Section 6-21.1 provides that a trial court, in its discretion, may award attorney’s fees to the plaintiff in a personal injury or property damage suit “where the judgment for recovery of damages is ten thousand dollars ($10,000) or less.” N.C.G.S. § 6-21.1 (1999). In determining whether to award attorney’s fees under section 6-21.1, the trial court must consider the entire record, including the following pertinent factors:
(1) whether any settlement offers were made prior to the institution of the action; (2) whether the defendant unjustly exercised superior bargaining power in the settlement negotiation process; (3) the timing of the settlement offers; [and] (4) the amount of the settlement offers as compared to the jury verdict.
Culler v. Hardy, 137 N.C. App. 155, 158, 526 S.E.2d 698, 701 (2000). While the trial court must make adequate findings of fact based on the whole record to support an award of attorney’s fees, “detailed findings are not required for each factor.” See Tew v. West, 143 N.C. App. 534, 537, 546 S.E.2d 183, 185 (2001). Additionally, a trial court’s ruling on a motion for attorney’s fees under section 6-21.1 “will not be disturbed on appeal absent a showing of abuse of discretion.” Culler, 137 N.C. App. at 157, 526 S.E.2d at 700.

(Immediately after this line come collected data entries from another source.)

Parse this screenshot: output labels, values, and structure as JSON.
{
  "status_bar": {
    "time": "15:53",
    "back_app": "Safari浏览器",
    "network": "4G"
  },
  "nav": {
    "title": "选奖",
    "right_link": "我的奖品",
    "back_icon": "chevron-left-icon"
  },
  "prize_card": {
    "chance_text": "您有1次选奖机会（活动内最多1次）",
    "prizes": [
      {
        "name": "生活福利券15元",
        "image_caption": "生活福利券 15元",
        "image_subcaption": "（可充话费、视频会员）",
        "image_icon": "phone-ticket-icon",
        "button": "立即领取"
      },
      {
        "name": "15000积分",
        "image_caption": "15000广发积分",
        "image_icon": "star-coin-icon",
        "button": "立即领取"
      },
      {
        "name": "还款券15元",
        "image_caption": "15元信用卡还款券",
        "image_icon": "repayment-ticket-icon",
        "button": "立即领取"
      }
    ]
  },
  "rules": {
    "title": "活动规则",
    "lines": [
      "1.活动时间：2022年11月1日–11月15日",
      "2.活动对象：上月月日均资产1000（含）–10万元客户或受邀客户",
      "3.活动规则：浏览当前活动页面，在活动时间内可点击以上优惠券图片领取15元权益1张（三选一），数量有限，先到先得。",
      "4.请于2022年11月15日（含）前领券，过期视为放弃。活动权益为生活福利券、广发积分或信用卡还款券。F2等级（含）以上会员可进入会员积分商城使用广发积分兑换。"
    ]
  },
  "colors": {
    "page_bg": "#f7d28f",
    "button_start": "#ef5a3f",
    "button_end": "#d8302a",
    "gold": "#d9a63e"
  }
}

In this case, the trial court found as to the first factor that Defendants made a settlement offer of $1,000.00. Although the trial court did not make any findings regarding the timing of the settlement offer under the third factor, the undisputed evidence shows the settlement offer was made on or about 16 December 1999.1 Additionally, as to the fourth factor, the trial court made findings that the settlement offer was in the amount of $1,000.00 and the jury verdict was in the amount of $1,930.00. Thus, the findings show the jury verdict was for an amount nearly twice the settlement amount offered by Defendants. Based on these findings of fact, the trial court did not abuse its discretion by awarding Marissa attorney’s fees under section 6-21.1. Although the trial court did not make any findings *619regarding whether Defendants exercised “superior bargaining power” over Marissa pursuant to the second factor, the absence of such a finding does not require reversal when the trial court made adequate findings on the whole record to support an award of attorney’s fees. See Tew,-N.C. App. at-, 546 S.E.2d at 185 (trial court did not abuse its discretion by awarding attorney’s fees pursuant to section 6-21.1 when trial court made findings as to the settlement offers and jury verdict but failed to make findings regarding any superior bargaining power of the defendant). Accordingly, the trial court’s 12 May 2000 judgment is affirmed.2
 Defendants argue the trial court erred by denying their oral motion requesting that the filing fee for a trial de novo be returned to them pursuant to Rule 5(b) of the Court-Ordered Arbitration Rules.
“When [a trial court’s] oral order is not reduced to writing, it is non-existent and thus cannot support an appeal.” Southern Furn. Hdwe., Inc. v. Branch Banking & Tr. Co., 136 N.C. App. 695, 702, 526 S.E.2d 197, 201 (2000) (citation omitted).
In this case, the trial court orally denied Defendants’ motion requesting the return of their filing fee. The trial court’s 12 May 2000 order, however, does not contain a ruling on Defendants’ oral motion. Accordingly, this assignment of error is overruled.
Judges TIMMONS-GOODSON and BRYANT concur.